Fri, Nov. 6, 3:09 AM
- In addition to providing tax benefits, a Pfizer (NYSE:PFE) merger with Allergan (NYSE:AGN) could bolster the U.S. drugmaker's growth prospects should it decide to sell or spin off its off-patent portfolio.
- Many Wall Street analysts believe Pfizer will decide to split late next year, as the company already treats its "established products" division and its "innovative" patent-protected medicines business as if they were separate units.
- Such a split would boost the company's profitability, because in-patents drugs command much higher prices that rise every year vs. off-patent medicines that become commoditized and their prices decline.
Wed, Nov. 4, 8:34 AM
- Allergan (NYSE:AGN) Q3 results ($M): Total Revenues: 4,088.9 (+90.1%); Total Product Revenues: 3,512.9 (+112.8%).
- Revenues by Business Segment: CNS: 657.9 (+18.6%); Eyecare: 539.9; GI: 398.6 (+21.9%); Women's Health: 272.8 (+14.2%); Cardiovascular: 155.3 (+12.5%); Infectious Disease: 52.3 (+130.4%); Urology: 69.3 (+159.6%); Other: 245.2 (-13.9%).
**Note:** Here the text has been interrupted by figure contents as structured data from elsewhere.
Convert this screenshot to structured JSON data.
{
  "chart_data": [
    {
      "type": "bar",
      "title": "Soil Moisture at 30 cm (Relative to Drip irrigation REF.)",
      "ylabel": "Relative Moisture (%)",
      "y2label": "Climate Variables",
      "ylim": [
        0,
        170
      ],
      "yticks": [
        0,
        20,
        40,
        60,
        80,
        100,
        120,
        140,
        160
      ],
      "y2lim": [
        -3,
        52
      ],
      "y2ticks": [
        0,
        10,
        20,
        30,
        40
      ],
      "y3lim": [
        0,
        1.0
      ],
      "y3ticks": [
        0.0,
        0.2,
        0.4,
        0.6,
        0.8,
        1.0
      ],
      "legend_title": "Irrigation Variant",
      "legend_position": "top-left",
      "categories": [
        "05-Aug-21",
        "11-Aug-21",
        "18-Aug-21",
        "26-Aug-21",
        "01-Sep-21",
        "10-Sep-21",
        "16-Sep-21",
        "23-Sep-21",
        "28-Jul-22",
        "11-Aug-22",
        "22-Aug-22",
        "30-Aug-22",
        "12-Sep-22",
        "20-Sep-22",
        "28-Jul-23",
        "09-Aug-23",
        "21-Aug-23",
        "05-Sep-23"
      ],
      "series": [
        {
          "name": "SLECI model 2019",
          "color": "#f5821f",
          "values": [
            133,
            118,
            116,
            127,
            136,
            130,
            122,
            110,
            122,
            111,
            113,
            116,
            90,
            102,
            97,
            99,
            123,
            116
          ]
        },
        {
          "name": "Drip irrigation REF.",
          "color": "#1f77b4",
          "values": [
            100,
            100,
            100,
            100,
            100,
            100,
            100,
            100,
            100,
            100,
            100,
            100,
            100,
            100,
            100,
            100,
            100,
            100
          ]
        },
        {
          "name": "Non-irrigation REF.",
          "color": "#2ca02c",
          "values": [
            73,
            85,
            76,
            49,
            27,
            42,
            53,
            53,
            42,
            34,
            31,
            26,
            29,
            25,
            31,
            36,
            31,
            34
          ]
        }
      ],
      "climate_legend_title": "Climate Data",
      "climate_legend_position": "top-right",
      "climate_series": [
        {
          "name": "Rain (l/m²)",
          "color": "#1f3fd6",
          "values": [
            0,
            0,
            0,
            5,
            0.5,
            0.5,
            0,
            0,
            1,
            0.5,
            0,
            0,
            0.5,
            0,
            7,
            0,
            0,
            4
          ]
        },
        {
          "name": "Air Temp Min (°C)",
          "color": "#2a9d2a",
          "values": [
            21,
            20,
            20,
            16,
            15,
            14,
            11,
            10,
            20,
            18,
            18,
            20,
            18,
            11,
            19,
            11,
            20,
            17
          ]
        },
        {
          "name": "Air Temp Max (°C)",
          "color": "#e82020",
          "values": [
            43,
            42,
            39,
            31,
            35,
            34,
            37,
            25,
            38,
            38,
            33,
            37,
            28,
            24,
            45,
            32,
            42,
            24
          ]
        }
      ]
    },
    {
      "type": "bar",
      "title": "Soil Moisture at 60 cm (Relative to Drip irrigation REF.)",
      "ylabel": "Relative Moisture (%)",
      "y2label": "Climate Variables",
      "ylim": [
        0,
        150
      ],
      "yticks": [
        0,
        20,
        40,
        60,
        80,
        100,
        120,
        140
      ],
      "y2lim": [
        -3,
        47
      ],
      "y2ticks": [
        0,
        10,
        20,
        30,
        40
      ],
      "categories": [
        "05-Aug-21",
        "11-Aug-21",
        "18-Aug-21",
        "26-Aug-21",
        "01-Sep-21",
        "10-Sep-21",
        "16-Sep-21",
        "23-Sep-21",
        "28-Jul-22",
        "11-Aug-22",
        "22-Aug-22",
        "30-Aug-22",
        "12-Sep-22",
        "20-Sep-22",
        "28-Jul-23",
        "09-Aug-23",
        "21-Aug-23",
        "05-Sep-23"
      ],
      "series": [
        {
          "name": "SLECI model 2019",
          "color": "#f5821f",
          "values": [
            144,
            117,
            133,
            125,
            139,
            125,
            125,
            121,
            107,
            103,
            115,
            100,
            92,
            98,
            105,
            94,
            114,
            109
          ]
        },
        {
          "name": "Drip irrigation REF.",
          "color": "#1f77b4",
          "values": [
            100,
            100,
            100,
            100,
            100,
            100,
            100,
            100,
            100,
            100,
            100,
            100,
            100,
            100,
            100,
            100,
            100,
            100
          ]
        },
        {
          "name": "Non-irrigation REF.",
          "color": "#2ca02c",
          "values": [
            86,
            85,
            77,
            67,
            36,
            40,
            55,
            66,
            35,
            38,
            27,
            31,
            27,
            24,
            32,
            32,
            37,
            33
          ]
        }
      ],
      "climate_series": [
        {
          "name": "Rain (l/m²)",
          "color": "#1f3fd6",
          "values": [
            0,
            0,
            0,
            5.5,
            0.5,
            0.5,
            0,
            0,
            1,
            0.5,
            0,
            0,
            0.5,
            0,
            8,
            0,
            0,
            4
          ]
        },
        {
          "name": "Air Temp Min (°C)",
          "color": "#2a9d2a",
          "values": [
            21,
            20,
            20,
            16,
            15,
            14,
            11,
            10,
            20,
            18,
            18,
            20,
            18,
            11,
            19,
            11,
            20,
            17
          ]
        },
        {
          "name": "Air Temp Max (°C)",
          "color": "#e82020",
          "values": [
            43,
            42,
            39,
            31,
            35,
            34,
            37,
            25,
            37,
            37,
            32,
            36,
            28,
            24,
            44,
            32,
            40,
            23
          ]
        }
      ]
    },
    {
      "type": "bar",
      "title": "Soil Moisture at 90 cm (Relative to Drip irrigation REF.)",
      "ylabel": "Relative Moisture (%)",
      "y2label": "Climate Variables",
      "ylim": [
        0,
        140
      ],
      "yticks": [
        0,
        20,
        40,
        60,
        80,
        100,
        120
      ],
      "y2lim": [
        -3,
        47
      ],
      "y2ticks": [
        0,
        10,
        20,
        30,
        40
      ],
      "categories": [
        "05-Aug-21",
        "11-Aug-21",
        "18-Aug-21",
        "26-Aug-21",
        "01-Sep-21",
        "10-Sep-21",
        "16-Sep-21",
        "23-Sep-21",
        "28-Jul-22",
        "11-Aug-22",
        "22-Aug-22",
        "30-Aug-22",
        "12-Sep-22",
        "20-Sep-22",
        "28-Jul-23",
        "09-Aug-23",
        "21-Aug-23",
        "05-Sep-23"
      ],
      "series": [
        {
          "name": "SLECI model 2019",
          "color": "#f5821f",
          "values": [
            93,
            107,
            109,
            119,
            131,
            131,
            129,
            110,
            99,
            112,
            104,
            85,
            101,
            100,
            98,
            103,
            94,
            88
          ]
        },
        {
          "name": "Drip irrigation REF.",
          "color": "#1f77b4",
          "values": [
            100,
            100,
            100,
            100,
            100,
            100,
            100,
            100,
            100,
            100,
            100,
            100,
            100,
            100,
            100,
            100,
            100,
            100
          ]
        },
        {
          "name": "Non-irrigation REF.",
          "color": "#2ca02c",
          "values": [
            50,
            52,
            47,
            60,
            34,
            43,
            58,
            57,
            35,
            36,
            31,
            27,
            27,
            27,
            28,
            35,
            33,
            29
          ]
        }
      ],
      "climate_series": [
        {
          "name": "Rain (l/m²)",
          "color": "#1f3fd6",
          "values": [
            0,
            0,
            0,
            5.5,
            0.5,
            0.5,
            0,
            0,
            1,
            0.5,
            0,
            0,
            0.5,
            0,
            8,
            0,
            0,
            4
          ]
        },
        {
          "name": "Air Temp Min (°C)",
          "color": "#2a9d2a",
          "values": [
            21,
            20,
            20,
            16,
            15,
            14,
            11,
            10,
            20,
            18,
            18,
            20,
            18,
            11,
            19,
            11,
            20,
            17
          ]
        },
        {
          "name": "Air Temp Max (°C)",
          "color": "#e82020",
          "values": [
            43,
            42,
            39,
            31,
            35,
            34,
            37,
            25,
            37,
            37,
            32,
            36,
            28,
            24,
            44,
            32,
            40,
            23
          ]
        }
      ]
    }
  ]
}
- Net Income: 5,231.6 (+601.7%); EPS: 13.29 (+281.9%) (includes discontinued ops); CF Ops: 1,048.2 (+100.7%).
- Key Product Sales: Botox: 604.5; Restasis: 328.3; Namenda XR: 214.5; Lumigan/Ganfort: 157.9; Asacol/Delzicol: 157.2; Bystolic: 155.7; Alphagan/Combigan: 120.8; Linzess/Constella: 117.5.
- Shares are up 1% premarket on average volume.
Wed, Nov. 4, 8:01 AM
- Allergan (NYSE:AGN) enters into an exclusive license agreement with privately held Mimetogen Pharmaceuticals to develop and commercialized its lead product candidate, tavilermide (MIM-D3), for the treatment of dry eye disease.
- The Gloucester, MA-based clinical stage biotech develops small molecule drugs that mimic the effects of neurotrophins, proteins that play an essential role in the survival and differentiation of neurons and help maintain the health and growth of many cells and tissues of the eye. Tavilermide is a small cyclic peptidomimetic of a member of the neurotrophin family called nerve growth factor (NGF). NGF, naturally occurring protein in the eye responsible for the maintenance of corneal nerves and epithelium, activates members of the tumor necrosis factor (TNF) superfamily called the tropomyosin-related kinase (TrkA) receptor and the p75NTR receptor. Tavilermide's unique mechanism of action targeting cell surface Trk receptors induces the production of mucin, a naturally occurring protein in tear film that serves as a lubricant and chemical barrier.
- Under the terms of the agreement, Mimetogen will receive an upfront payment of $50M, milestones and royalties on commercial sales. Allergan will also fund Phase 3 development of tavilermide.
- Chronic dry eye affects 25M Americans.